Hep C: more work to be done


liver with hepatitis virus render

Hepatitis C has declined by 60% among people who inject drugs since new cures for the disease were made available on the PBS, new data show

The report, released by the Kirby Institute at UNSW Sydney, was published in the leadup to World Hepatitis Day this Sunday.

It analysed data from people who inject drugs attending Australia’s Needle Syringe Programs (NSP).

Among this population, the proportion of people living with hepatitis C in 2018 was one in five, down from one in two in 2015 before the treatments were made available.

Researchers from the Kirby Institute say they believe that these reductions are due to high uptake of the new hepatitis C treatments and are an early indicator for reductions in transmission of hepatitis C Australia-wide.

“People who inject drugs are the major population at risk of hepatitis C in Australia, and thanks to forward-thinking and inclusive leadership from the Federal Government, people are able to access the cures at a low cost through the PBS,” said Dr Jenny Iversen, lead author of the report.

“Since these new treatments were added to the PBS, our report shows the number of people attending NSPs ever treated for hepatitis C has increased from 11% to 55%.”

As part of the report, researchers have also monitored the impact of the new treatments on prevalence of hepatitis C.

“Our results show that there are significantly less people living with hepatitis C, but also, that the risk of transmitting hepatitis C has more than halved since the introduction of the new treatments,” said Dr Iversen.

Australia was one of the first countries in the world to offer hepatitis C treatments at a low cost to all people living with the illness.

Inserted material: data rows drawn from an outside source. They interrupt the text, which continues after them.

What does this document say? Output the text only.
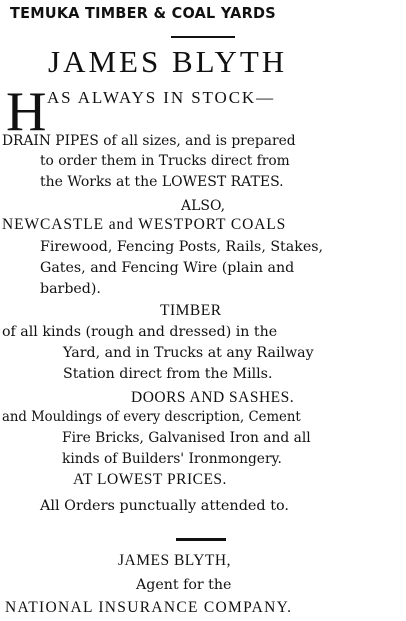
TEMUKA TIMBER & COAL YARDS
JAMES BLYTH
H AS ALWAYS IN STOCK—
DRAIN PIPES of all sizes, and is prepared
to order them in Trucks direct from
the Works at the LOWEST RATES.
ALSO,
NEWCASTLE and WESTPORT COALS
Firewood, Fencing Posts, Rails, Stakes,
Gates, and Fencing Wire (plain and
barbed).
TIMBER
of all kinds (rough and dressed) in the
Yard, and in Trucks at any Railway
Station direct from the Mills.
DOORS AND SASHES.
and Mouldings of every description, Cement
Fire Bricks, Galvanised Iron and all
kinds of Builders' Ironmongery.
AT LOWEST PRICES.
All Orders punctually attended to.
JAMES BLYTH,
Agent for the
NATIONAL INSURANCE COMPANY.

Professor Greg Dore, head of the Kirby Institute’s Viral Hepatitis Clinical Research Program said that this approach could make Australia the first country in the world to eliminate hepatitis C.

“Many countries are looking to Australia as the ideal setting to achieve hepatitis C elimination,” he said.

“The focus on providing access to all, with more than 70,000 people now cured, together with specific initiatives for marginalised populations, means that people who inject drugs are equal recipients of these amazing advances.”

However, Hepatitis NSW warned this week, also ahead of the day of recognition on Sunday, that there is more work to be done.

It noted that while more than 22,000 people in NSW have started treatment for, and been cured of, hepatitis C since 2016, it is estimated that a further 58,000 across the state are yet to seek treatment and cure.

Meanwhile, the Society of Hospital Pharmacists of Australia welcomed media discussion of hepatitis C and the new medicines, with SHPA Chief Executive Kristin Michaels saying the recent history of promising new hepatitis medicines has been a “bright, albeit temporary” success story.

“As organisations mark Hepatitis Awareness Week, SHPA lends its voice to awareness-raising efforts to mitigate the health burden of untreated hepatitis C in the Australian community,” she said.

“The listing of hepatitis C medicines on the PBS in 2016 allowed some hospital pharmacy departments – with the capability to do so – to step up and proactively provided treatments to patients, as community treatment systems had not yet been established.”

Ms Michaels says with hepatitis C dispensing volumes from hospitals now a third of the early 2016 peak, the baton has passed from hospital pharmacy to primary care as the main setting for this important patient care.

“After an initial rush of prescriptions, SHPA supports sustained focus on ensuring many more Australians are able to access hepatitis C medicines, especially those from vulnerable populations.

“We are proud of our members who rose to the challenge over the last few years, cementing their role in reducing the burden of hepatitis C on the community; their commitment to evidence-based practice will ensure further engagement with government medicine priorities in the future.”